To stipulate at the outset: Compared to most Americans, me and mine have been well-prepared to cope with this kind of crisis. My wife works outside the house (well, she used to), which means we are a two-income upper-middle-class family. We have carved out an affluent lifestyle, complete with a home office and an affordable mortgage. I can do my job remotely; even before the pandemic I worked from home a lot. Even the research I put into writing “Theories of International Politics and Zombies” has been put to good personal use, which is a fancy way of saying we did our serious Costco runs well before most of my neighbors.
Unless you are old enough to remember the pre-vaccine polio outbreaks of the late 1940s and early 1950s, you are undergoing pressures unique in our lifetime. More than the Sept. 11, 2001, terrorist attacks, more than the 2008 financial crisis, the novel coronavirus has forced radical changes in our daily routines. The exponential nature of the pandemic has also made it difficult to adjust to any new normal. About a week ago, a friend and neighbor cheerfully suggested that as the weather warmed up they would be able to host cocktails on their deck. That seemed like a nice idea at the time and completely insane in the present moment. Over the past few days the number of diagnosed cases in my state has more than tripled.
Societies have gone from canceling sporting events to canceling school functions to social distancing to encouraging sheltering in place in the span of a few weeks. These parallels to the first five minutes of any zombie apocalypse narrative might be cliched but that does not make them any less unsettling.
So far, everyone in my nuclear family remains healthy, which is a blessing. Over the past 10 days, we have adhered to the CDC guidelines for social distancing. But part of the stress is the waiting. I keep backdating to my last social interaction involving the shaking of hands, or the hugging of a friend. Has enough time passed to be in the clear from getting it from them? The long incubation period means it is difficult to know for sure.
My brain cannot turn off the constant and conscious personal health inventories. Is my nose stuffy? Am I coughing more than usual? These symptoms are just part of being a middle-aged guy waking up in New England in the cold. Still, I perseverate about them. One day I read about how hard it is to get this from food and relax. The next day I panic and wonder if it is possible to have a fever even if the thermometers insist one’s body temperature is closer to 97 degrees. What if the thermometer is busted?

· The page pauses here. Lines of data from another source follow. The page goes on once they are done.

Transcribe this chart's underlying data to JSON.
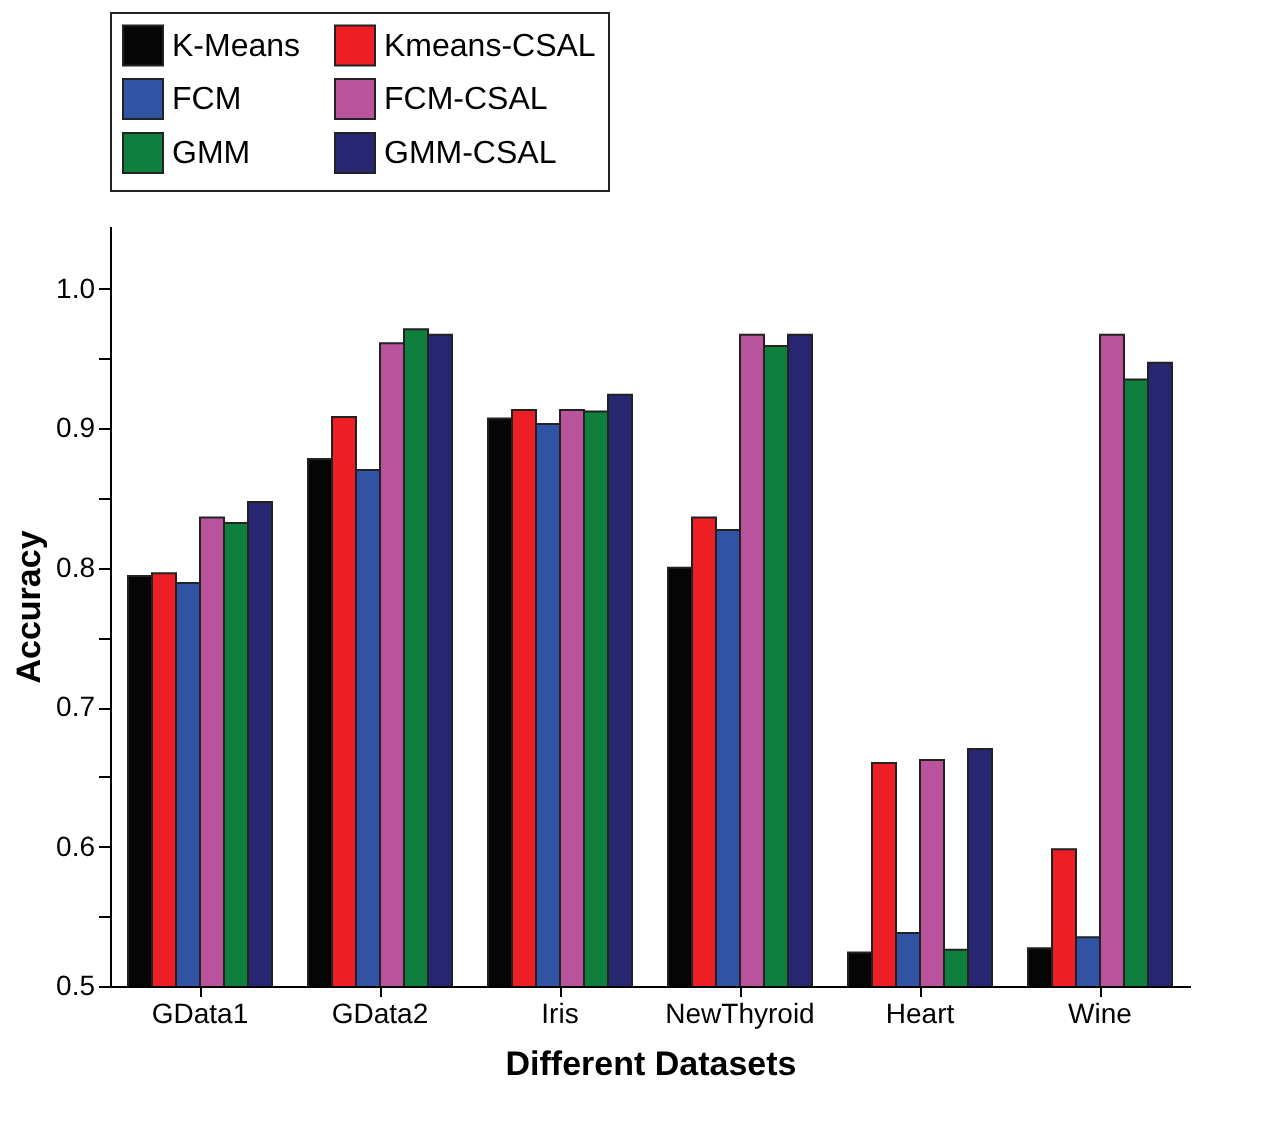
{
  "chart_data": {
    "type": "bar",
    "xlabel": "Different Datasets",
    "ylabel": "Accuracy",
    "categories": [
      "GData1",
      "GData2",
      "Iris",
      "NewThyroid",
      "Heart",
      "Wine"
    ],
    "series": [
      {
        "name": "K-Means",
        "color": "#050505",
        "values": [
          0.794,
          0.878,
          0.907,
          0.8,
          0.524,
          0.527
        ]
      },
      {
        "name": "Kmeans-CSAL",
        "color": "#ed1f24",
        "values": [
          0.796,
          0.908,
          0.913,
          0.836,
          0.66,
          0.598
        ]
      },
      {
        "name": "FCM",
        "color": "#3053a4",
        "values": [
          0.789,
          0.87,
          0.903,
          0.827,
          0.538,
          0.535
        ]
      },
      {
        "name": "FCM-CSAL",
        "color": "#b9549c",
        "values": [
          0.836,
          0.961,
          0.913,
          0.967,
          0.662,
          0.967
        ]
      },
      {
        "name": "GMM",
        "color": "#0f7f3d",
        "values": [
          0.832,
          0.971,
          0.912,
          0.959,
          0.526,
          0.935
        ]
      },
      {
        "name": "GMM-CSAL",
        "color": "#262671",
        "values": [
          0.847,
          0.967,
          0.924,
          0.967,
          0.67,
          0.947
        ]
      }
    ],
    "ylim": [
      0.5,
      1.045
    ],
    "yticks": [
      {
        "value": 0.5,
        "label": "0.5"
      },
      {
        "value": 0.55,
        "label": null
      },
      {
        "value": 0.6,
        "label": "0.6"
      },
      {
        "value": 0.65,
        "label": null
      },
      {
        "value": 0.7,
        "label": "0.7"
      },
      {
        "value": 0.75,
        "label": null
      },
      {
        "value": 0.8,
        "label": "0.8"
      },
      {
        "value": 0.85,
        "label": null
      },
      {
        "value": 0.9,
        "label": "0.9"
      },
      {
        "value": 0.95,
        "label": null
      },
      {
        "value": 1.0,
        "label": "1.0"
      }
    ],
    "grid": false,
    "legend": "top"
  }
}
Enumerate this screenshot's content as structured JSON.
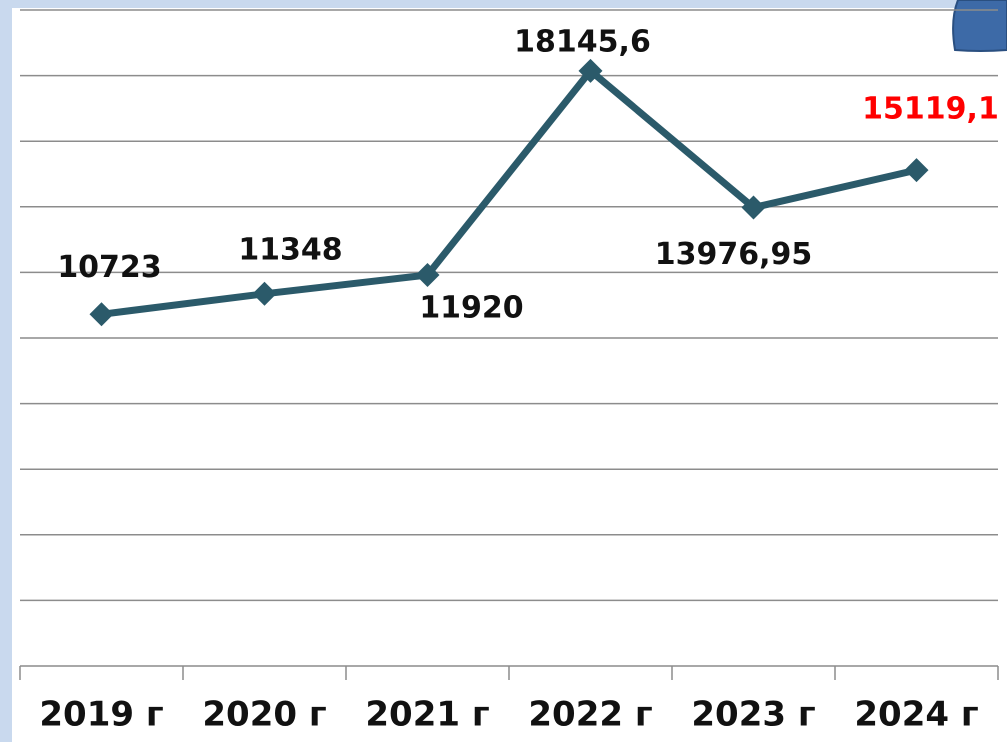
{
  "chart_data": {
    "type": "line",
    "categories": [
      "2019 г",
      "2020 г",
      "2021 г",
      "2022 г",
      "2023 г",
      "2024 г"
    ],
    "series": [
      {
        "color": "#2b5a6a",
        "values": [
          10723,
          11348,
          11920,
          18145.6,
          13976.95,
          15119.1
        ],
        "value_labels": [
          "10723",
          "11348",
          "11920",
          "18145,6",
          "13976,95",
          "15119,1"
        ],
        "value_label_colors": [
          "#111111",
          "#111111",
          "#111111",
          "#111111",
          "#111111",
          "#ff0000"
        ]
      }
    ],
    "ylim": [
      0,
      20000
    ],
    "yticks": [
      0,
      2000,
      4000,
      6000,
      8000,
      10000,
      12000,
      14000,
      16000,
      18000,
      20000
    ],
    "grid": true
  }
}
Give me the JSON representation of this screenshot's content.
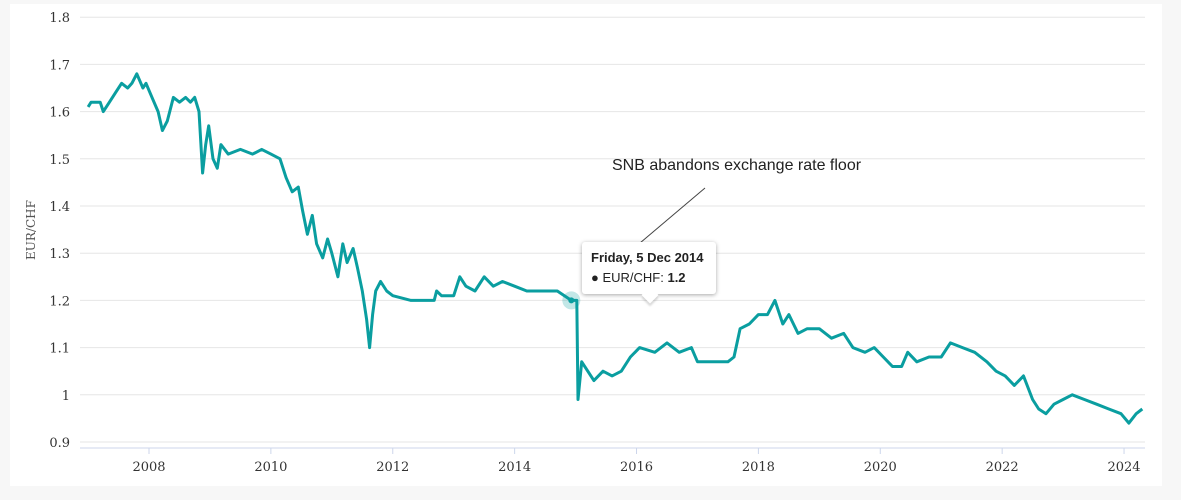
{
  "chart_data": {
    "type": "line",
    "title": "",
    "xlabel": "",
    "ylabel": "EUR/CHF",
    "xlim": [
      2006.85,
      2024.35
    ],
    "ylim": [
      0.9,
      1.8
    ],
    "xticks": [
      "2008",
      "2010",
      "2012",
      "2014",
      "2016",
      "2018",
      "2020",
      "2022",
      "2024"
    ],
    "yticks": [
      "0.9",
      "1",
      "1.1",
      "1.2",
      "1.3",
      "1.4",
      "1.5",
      "1.6",
      "1.7",
      "1.8"
    ],
    "grid": true,
    "color": "#0a9ea0",
    "series": [
      {
        "name": "EUR/CHF",
        "points": [
          [
            2007.0,
            1.61
          ],
          [
            2007.05,
            1.62
          ],
          [
            2007.2,
            1.62
          ],
          [
            2007.25,
            1.6
          ],
          [
            2007.35,
            1.62
          ],
          [
            2007.45,
            1.64
          ],
          [
            2007.55,
            1.66
          ],
          [
            2007.65,
            1.65
          ],
          [
            2007.72,
            1.66
          ],
          [
            2007.8,
            1.68
          ],
          [
            2007.9,
            1.65
          ],
          [
            2007.95,
            1.66
          ],
          [
            2008.05,
            1.63
          ],
          [
            2008.15,
            1.6
          ],
          [
            2008.22,
            1.56
          ],
          [
            2008.3,
            1.58
          ],
          [
            2008.4,
            1.63
          ],
          [
            2008.5,
            1.62
          ],
          [
            2008.6,
            1.63
          ],
          [
            2008.68,
            1.62
          ],
          [
            2008.75,
            1.63
          ],
          [
            2008.82,
            1.6
          ],
          [
            2008.88,
            1.47
          ],
          [
            2008.93,
            1.53
          ],
          [
            2008.98,
            1.57
          ],
          [
            2009.05,
            1.5
          ],
          [
            2009.12,
            1.48
          ],
          [
            2009.18,
            1.53
          ],
          [
            2009.3,
            1.51
          ],
          [
            2009.5,
            1.52
          ],
          [
            2009.7,
            1.51
          ],
          [
            2009.85,
            1.52
          ],
          [
            2010.0,
            1.51
          ],
          [
            2010.15,
            1.5
          ],
          [
            2010.25,
            1.46
          ],
          [
            2010.35,
            1.43
          ],
          [
            2010.45,
            1.44
          ],
          [
            2010.52,
            1.39
          ],
          [
            2010.6,
            1.34
          ],
          [
            2010.68,
            1.38
          ],
          [
            2010.75,
            1.32
          ],
          [
            2010.85,
            1.29
          ],
          [
            2010.93,
            1.33
          ],
          [
            2011.0,
            1.3
          ],
          [
            2011.1,
            1.25
          ],
          [
            2011.18,
            1.32
          ],
          [
            2011.25,
            1.28
          ],
          [
            2011.35,
            1.31
          ],
          [
            2011.42,
            1.27
          ],
          [
            2011.5,
            1.22
          ],
          [
            2011.57,
            1.16
          ],
          [
            2011.62,
            1.1
          ],
          [
            2011.67,
            1.17
          ],
          [
            2011.72,
            1.22
          ],
          [
            2011.8,
            1.24
          ],
          [
            2011.9,
            1.22
          ],
          [
            2012.0,
            1.21
          ],
          [
            2012.3,
            1.2
          ],
          [
            2012.68,
            1.2
          ],
          [
            2012.72,
            1.22
          ],
          [
            2012.8,
            1.21
          ],
          [
            2013.0,
            1.21
          ],
          [
            2013.1,
            1.25
          ],
          [
            2013.2,
            1.23
          ],
          [
            2013.35,
            1.22
          ],
          [
            2013.5,
            1.25
          ],
          [
            2013.65,
            1.23
          ],
          [
            2013.8,
            1.24
          ],
          [
            2014.0,
            1.23
          ],
          [
            2014.2,
            1.22
          ],
          [
            2014.5,
            1.22
          ],
          [
            2014.7,
            1.22
          ],
          [
            2014.93,
            1.2
          ],
          [
            2015.02,
            1.2
          ],
          [
            2015.04,
            0.99
          ],
          [
            2015.1,
            1.07
          ],
          [
            2015.2,
            1.05
          ],
          [
            2015.3,
            1.03
          ],
          [
            2015.45,
            1.05
          ],
          [
            2015.6,
            1.04
          ],
          [
            2015.75,
            1.05
          ],
          [
            2015.9,
            1.08
          ],
          [
            2016.05,
            1.1
          ],
          [
            2016.3,
            1.09
          ],
          [
            2016.5,
            1.11
          ],
          [
            2016.7,
            1.09
          ],
          [
            2016.9,
            1.1
          ],
          [
            2017.0,
            1.07
          ],
          [
            2017.3,
            1.07
          ],
          [
            2017.5,
            1.07
          ],
          [
            2017.6,
            1.08
          ],
          [
            2017.7,
            1.14
          ],
          [
            2017.85,
            1.15
          ],
          [
            2018.0,
            1.17
          ],
          [
            2018.15,
            1.17
          ],
          [
            2018.27,
            1.2
          ],
          [
            2018.4,
            1.15
          ],
          [
            2018.5,
            1.17
          ],
          [
            2018.65,
            1.13
          ],
          [
            2018.8,
            1.14
          ],
          [
            2019.0,
            1.14
          ],
          [
            2019.2,
            1.12
          ],
          [
            2019.4,
            1.13
          ],
          [
            2019.55,
            1.1
          ],
          [
            2019.75,
            1.09
          ],
          [
            2019.9,
            1.1
          ],
          [
            2020.05,
            1.08
          ],
          [
            2020.2,
            1.06
          ],
          [
            2020.35,
            1.06
          ],
          [
            2020.45,
            1.09
          ],
          [
            2020.6,
            1.07
          ],
          [
            2020.8,
            1.08
          ],
          [
            2021.0,
            1.08
          ],
          [
            2021.15,
            1.11
          ],
          [
            2021.35,
            1.1
          ],
          [
            2021.55,
            1.09
          ],
          [
            2021.75,
            1.07
          ],
          [
            2021.9,
            1.05
          ],
          [
            2022.05,
            1.04
          ],
          [
            2022.2,
            1.02
          ],
          [
            2022.35,
            1.04
          ],
          [
            2022.5,
            0.99
          ],
          [
            2022.6,
            0.97
          ],
          [
            2022.72,
            0.96
          ],
          [
            2022.85,
            0.98
          ],
          [
            2023.0,
            0.99
          ],
          [
            2023.15,
            1.0
          ],
          [
            2023.35,
            0.99
          ],
          [
            2023.55,
            0.98
          ],
          [
            2023.75,
            0.97
          ],
          [
            2023.95,
            0.96
          ],
          [
            2024.08,
            0.94
          ],
          [
            2024.2,
            0.96
          ],
          [
            2024.3,
            0.97
          ]
        ]
      }
    ],
    "annotation": {
      "text": "SNB abandons exchange rate floor",
      "x": 2014.93,
      "y": 1.2
    },
    "tooltip": {
      "date": "Friday, 5 Dec 2014",
      "series_label": "EUR/CHF: ",
      "value": "1.2"
    }
  }
}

Then there are the precautionary measures to stay healthy. I take perverse pride in my dry and cracked knuckles; they mean I have been diligent in washing my hands. I replay that time I went to the pharmacy to pick up my family’s myriad medicines to recall if I screwed anything up and infected myself and my family. Or did the person who handed me something wear gloves or not? How often have I touched my face while writing this paragraph ARGGH I JUST SCRATCHED MY NOSE!!!!